Since the 1960s the originally minuscule—but since that time, ever-growing—anarchist milieu has been influenced (at least in passing) by the Civil Rights Movement, Paul Goodman, SDS, the Yippies, the anti-Vietnam War movement, Fred Woodworth, the Marxist New Left, the Situationist International, Sam Dolgoff and Murray Bookchin, the single-issue movements (anti-racist, feminist, anti-nuclear, anti-imperialist, environmental/ecological, animal rights, etc.), Noam Chomsky, Freddie Perlman, George Bradford/David Watson, Bob Black, Hakim Bey, Earth First! and Deep Ecology, neo-Paganism and New Ageism, the anti-globalization movement, and many others. Yet these various influences over the last forty years, both non-anarchist and anarchist alike, have failed to bring to the fore any inspiring new synthesis of critical and practical theory. A few anarchists, most notably Murray Bookchin and the Love & Rage project, have tried and failed miserably in attempting to meld the extremely diverse and idiosyncratic anarchist milieu into a genuinely new movement with a commonly-held theory. I would argue that in our current situation this is a project guaranteed to fail no matter who attempts it.

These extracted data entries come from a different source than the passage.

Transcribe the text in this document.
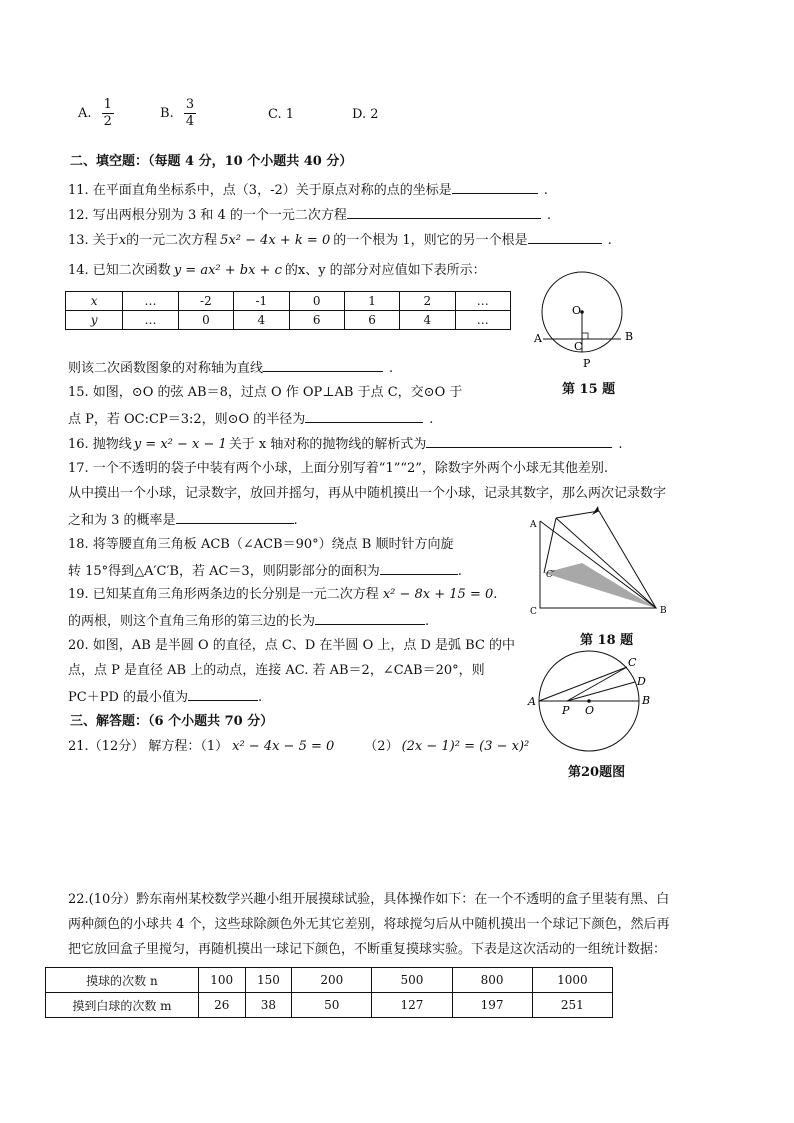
A. $\frac{1}{2}$	B. $\frac{3}{4}$	C. 1	D. 2
二、填空题：（每题 4 分，10 个小题共 40 分）
11. 在平面直角坐标系中，点（3，-2）关于原点对称的点的坐标是	.
12. 写出两根分别为 3 和 4 的一个一元二次方程	.
13. 关于x的一元二次方程 5x² − 4x + k = 0 的一个根为 1，则它的另一个根是	.
14. 已知二次函数 y = ax² + bx + c 的x、y 的部分对应值如下表所示：
x	…	-2	-1	0	1	2	…
y	…	0	4	6	6	4	…
则该二次函数图象的对称轴为直线	.
15. 如图，⊙O 的弦 AB＝8，过点 O 作 OP⊥AB 于点 C，交⊙O 于
点 P，若 OC:CP＝3:2，则⊙O 的半径为	.
16. 抛物线 y = x² − x − 1 关于 x 轴对称的抛物线的解析式为	.
17. 一个不透明的袋子中装有两个小球，上面分别写着“1”“2”，除数字外两个小球无其他差别.
从中摸出一个小球，记录数字，放回并摇匀，再从中随机摸出一个小球，记录其数字，那么两次记录数字
之和为 3 的概率是	.
18. 将等腰直角三角板 ACB（∠ACB＝90°）绕点 B 顺时针方向旋
转 15°得到△A′C′B，若 AC＝3，则阴影部分的面积为	.
19. 已知某直角三角形两条边的长分别是一元二次方程 x² − 8x + 15 = 0.
的两根，则这个直角三角形的第三边的长为	.
20. 如图，AB 是半圆 O 的直径，点 C、D 在半圆 O 上，点 D 是弧 BC 的中
点，点 P 是直径 AB 上的动点，连接 AC. 若 AB＝2，∠CAB＝20°，则
PC＋PD 的最小值为	.
三、解答题：（6 个小题共 70 分）
21.（12分） 解方程：（1） x² − 4x − 5 = 0 （2） (2x − 1)² = (3 − x)²
22.(10分）黔东南州某校数学兴趣小组开展摸球试验，具体操作如下：在一个不透明的盒子里装有黑、白
两种颜色的小球共 4 个，这些球除颜色外无其它差别，将球搅匀后从中随机摸出一个球记下颜色，然后再
把它放回盒子里搅匀，再随机摸出一球记下颜色，不断重复摸球实验。下表是这次活动的一组统计数据：
摸球的次数 n	100	150	200	500	800	1000
摸到白球的次数 m	26	38	50	127	197	251
O
A	B
C
P
第 15 题
A
C′
C	B
第 18 题
A	B
C
D
O
P
第20题图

The alternative argued for by the post-left anarchist synthesis is still being created. It cannot be claimed by any single theorist or activist because it's a project that was in the air long before it started becoming a concrete set of proposals, texts and interventions. Those seeking to promote the synthesis have been primarily influenced by both the classical anarchist movement up to the Spanish Revolution on the one hand, and several of the most promising critiques and modes of intervention developed since the 60s. The most important critiques involved include those of everyday life and the spectacle, of ideology and morality, of industrial technology, of work and of civilization. Modes of intervention focus on the concrete deployment of direct action in all facets of life. Rather than aiming at the construction of institutional or bureaucratic structures, these interventions aim at maximal critical effectiveness with minimal compromise in constantly changing networks of action.
Clearly these new critiques and modes of intervention are largely incompatible with both the old left of the nineteenth and early twentieth centuries and most of the New Left of the 60s and 70s. And just as clearly they are engaging a growing number of anarchists who gravitate to them because they seem to be much more congruent with the global situation we find ourselves in today than the old theories and tactics of leftism. If anarchism doesn't change to address the lived realities of the twenty-first century—by leaving the outmoded politics and organizational fetishism of leftism behind—its relevance will dissipate and the opportunities for radical contestation now so apparent will slowly vanish. Post-left anarchy is most simply a rubric through which many thoughtful contemporary anarchists would like to see the most vital of the new critiques and modes of intervention coalesce in an increasingly coherent and effective movement, which genuinely promotes unity in diversity, the complete autonomy of individuals and local groups in struggle, and the organic growth of levels of organization which don't hold back our collective energies, spontaneity and creativity.